Oh. That's a great book. Oh, sorry. That was kind of not blameless of me. But it got a laugh, so I'm sticking with it.

So the theory of constraints says if you have a process, say it's four steps, and each step can process 10 items per week, but you have that one process that is only five, you're going to get a backlog of work between step two and three.

And when you're picking projects... Well, the theory of constraints says you should focus all of your energy on fixing that backlog on step three. Because if you improve the system downstream, well, that downstream is starved for work. You're just making that more efficient for no good reason. And if you make upstream steps more efficient, you're just contributing to the problem of a large backlog or a large bottleneck.

So we tried to identify, we put a lot of thought into, of all these things that are red, which of them would be fixing step three, for example? What would be fixing stuff at the bottleneck?

Okay. So that's the end of my three stories, but there's actually a fourth story because we have time. That story is your story. I'd like to see you all go home from this conference and write your own story. Take these three stories and apply them in your organization.

Shameless plug. One thing that'll help you is, in a book I wrote, chapter 20 is kind of the instruction manual for doing this. And appendix A is all these sample assessment questions and also what I call look-fors.

If your capacity planning is at level three, here's what you should look for. You should see these things, and that's how you know you're at level three. Or here's how you know you're at level two. It's something like 40 pages of look-fors.

Don't try to implement every single damn look-for. That would be crazy. But use this as a guide, as inspiration.

So do this in your enterprise. Try to do it grassroots. Management should set high standards, but the engineers should be figuring out how to get there. Let teams create their own rubric, maybe even their own... Well, I think you should create your own grading system, but be flexible.

Start with one team, and then prove that success there, and then grow. Don't do a big corporate edict that all teams must do this assessment. At Google, this was only done by some of the highest performing teams to kind of kick the tires and get it working, and then over time, all other teams started doing it.

Oh, there we go. Yeah, let the rubric grow over time. And people are going to need resources to do this. That means postponing some projects or adding people, but now you're going to have the data that's going to help you better focus those resources.

And lastly, oh, no. Yeah, use a spreadsheet. Don't write code for this.

And it's so important that you do this in a blameless way. You want to encourage blamelessness, transparency.

When I gave this talk as a dress rehearsal at the New York City DevOps meetup... By the way, anyone here from New York?

Okay, come to my meetup.

Someone said, "Tom, if you're giving this talk at an enterprise conference, no one here, but other enterprises have kind of a toxic culture, and this is just setting people up with a big target on their back. This is going to be weaponized against them. You should have some advice in that situation."

Well, if you're really in that kind of culture, I have three bits of advice.

One is maybe transparency isn't for you. Maybe you need to do this on one team and not be externally transparent until you've proved it out. One of the biggest motivators is people like to copy success, and so if you can be successful in one team, let other people copy it.

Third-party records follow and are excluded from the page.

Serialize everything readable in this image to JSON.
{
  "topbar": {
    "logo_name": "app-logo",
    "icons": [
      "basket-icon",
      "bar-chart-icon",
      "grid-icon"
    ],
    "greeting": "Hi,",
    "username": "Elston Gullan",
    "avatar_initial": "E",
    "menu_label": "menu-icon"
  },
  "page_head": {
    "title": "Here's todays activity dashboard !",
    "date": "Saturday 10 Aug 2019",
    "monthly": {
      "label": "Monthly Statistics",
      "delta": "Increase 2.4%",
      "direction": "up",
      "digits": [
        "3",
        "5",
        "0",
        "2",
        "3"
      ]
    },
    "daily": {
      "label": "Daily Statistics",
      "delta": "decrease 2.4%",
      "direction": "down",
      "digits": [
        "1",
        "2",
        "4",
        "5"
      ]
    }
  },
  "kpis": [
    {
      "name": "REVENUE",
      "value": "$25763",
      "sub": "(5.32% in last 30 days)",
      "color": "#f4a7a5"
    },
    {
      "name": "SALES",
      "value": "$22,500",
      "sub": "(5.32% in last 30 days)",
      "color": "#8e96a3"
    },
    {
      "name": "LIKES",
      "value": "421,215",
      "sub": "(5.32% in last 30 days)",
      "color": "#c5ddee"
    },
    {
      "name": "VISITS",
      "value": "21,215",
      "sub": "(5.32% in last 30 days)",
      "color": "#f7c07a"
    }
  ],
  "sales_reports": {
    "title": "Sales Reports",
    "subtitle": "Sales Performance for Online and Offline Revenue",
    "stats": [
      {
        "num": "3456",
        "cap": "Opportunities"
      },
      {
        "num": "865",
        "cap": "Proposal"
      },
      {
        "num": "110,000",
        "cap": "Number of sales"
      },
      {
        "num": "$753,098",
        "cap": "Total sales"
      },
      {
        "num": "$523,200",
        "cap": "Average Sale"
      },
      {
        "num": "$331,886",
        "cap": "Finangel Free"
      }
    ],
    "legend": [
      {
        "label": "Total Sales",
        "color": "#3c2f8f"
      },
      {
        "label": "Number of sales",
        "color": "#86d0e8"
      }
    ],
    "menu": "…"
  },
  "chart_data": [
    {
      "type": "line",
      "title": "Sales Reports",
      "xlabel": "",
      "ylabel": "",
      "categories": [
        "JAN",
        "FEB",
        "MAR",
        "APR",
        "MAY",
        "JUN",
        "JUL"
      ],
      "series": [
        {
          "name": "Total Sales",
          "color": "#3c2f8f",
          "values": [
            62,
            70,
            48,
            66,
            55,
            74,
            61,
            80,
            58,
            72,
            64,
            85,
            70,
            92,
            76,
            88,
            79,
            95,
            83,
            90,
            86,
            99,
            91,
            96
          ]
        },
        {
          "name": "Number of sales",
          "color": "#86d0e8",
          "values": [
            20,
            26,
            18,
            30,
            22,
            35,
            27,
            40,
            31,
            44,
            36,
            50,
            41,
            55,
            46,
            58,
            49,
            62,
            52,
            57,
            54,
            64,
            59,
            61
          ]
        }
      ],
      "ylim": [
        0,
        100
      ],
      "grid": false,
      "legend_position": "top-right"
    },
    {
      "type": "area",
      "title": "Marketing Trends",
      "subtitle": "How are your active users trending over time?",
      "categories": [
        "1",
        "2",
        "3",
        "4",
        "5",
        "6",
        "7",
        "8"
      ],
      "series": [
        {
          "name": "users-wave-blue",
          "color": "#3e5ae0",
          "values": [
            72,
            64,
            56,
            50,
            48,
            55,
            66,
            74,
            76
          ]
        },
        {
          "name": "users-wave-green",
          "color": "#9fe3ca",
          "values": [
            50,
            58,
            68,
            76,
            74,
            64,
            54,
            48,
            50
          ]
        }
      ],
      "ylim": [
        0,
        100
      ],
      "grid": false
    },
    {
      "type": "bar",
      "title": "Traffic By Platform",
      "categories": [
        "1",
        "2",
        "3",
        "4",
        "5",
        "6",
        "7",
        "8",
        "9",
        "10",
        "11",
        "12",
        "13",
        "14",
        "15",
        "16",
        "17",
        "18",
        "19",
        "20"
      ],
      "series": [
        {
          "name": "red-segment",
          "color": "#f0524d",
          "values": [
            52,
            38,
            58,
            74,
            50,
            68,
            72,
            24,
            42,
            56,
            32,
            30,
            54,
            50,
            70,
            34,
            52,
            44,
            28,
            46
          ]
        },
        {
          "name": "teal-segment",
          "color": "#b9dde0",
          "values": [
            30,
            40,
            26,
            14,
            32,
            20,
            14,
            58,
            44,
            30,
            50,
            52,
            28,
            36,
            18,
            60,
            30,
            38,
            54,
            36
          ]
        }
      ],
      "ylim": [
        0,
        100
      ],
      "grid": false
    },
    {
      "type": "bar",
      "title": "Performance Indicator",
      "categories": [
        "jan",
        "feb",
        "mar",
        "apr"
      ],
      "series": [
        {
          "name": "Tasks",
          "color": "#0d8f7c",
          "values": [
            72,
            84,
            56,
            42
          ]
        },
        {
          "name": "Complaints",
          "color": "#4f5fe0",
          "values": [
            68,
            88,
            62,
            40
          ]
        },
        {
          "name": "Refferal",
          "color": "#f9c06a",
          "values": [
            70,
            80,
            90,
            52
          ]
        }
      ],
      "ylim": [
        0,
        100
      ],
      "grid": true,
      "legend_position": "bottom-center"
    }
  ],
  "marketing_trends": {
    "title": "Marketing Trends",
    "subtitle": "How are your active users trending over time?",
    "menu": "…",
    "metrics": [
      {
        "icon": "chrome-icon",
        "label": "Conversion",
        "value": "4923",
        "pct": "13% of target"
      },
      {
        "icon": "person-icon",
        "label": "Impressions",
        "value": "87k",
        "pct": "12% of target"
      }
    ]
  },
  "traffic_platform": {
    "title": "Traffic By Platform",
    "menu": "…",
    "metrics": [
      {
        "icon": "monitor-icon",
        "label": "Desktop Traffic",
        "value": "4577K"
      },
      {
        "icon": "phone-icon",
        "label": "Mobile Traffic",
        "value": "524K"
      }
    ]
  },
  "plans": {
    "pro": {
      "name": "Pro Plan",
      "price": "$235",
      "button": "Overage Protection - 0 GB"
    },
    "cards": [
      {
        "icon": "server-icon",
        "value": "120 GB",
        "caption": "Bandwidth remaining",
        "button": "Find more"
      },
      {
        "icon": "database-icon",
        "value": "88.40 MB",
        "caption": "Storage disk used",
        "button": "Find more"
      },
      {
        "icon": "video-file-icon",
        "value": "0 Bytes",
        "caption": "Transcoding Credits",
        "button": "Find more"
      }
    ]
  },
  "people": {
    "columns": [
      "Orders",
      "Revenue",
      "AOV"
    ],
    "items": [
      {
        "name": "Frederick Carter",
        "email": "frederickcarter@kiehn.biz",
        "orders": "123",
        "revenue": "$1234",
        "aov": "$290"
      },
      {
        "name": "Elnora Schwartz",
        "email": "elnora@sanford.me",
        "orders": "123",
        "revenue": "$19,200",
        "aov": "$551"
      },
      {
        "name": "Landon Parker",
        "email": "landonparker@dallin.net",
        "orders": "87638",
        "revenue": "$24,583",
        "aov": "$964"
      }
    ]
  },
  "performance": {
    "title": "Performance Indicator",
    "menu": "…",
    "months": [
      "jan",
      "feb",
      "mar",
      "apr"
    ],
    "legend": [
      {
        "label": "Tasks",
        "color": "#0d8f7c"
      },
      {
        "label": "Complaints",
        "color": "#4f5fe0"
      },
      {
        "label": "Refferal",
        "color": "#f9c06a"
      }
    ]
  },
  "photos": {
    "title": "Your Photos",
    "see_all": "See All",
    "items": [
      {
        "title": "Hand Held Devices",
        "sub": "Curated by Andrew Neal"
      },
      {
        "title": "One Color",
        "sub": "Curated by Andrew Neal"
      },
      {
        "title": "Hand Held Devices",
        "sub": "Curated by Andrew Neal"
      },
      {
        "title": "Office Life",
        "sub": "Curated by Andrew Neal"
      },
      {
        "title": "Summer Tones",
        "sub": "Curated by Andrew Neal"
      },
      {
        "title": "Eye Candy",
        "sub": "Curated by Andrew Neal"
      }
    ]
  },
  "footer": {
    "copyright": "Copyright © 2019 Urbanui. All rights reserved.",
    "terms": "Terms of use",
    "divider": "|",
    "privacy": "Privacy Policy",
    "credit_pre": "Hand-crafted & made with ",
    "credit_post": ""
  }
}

The second bit of advice I have is have all of your management read this book, Beyond Blame. Fantastic book. It's like The Phoenix Project in that it's a fictional story that you read instead of a textbook. It's very readable. It's a fast read, like 100 pages. All about why it's so important from an executive level to have a blameless culture.

And the third thing you can do is try to change your culture, try to change your culture, try to change your culture, and if those things fail, send out your resume.

I'm very serious about that. For decades, actually about 20 years ago, I wrote an article. It was called "Just Quit," and it was saying, try your best, but sometimes the best thing to do is send out your resume.

So that's my talk. We do have five minutes for questions, and thank you all for being here.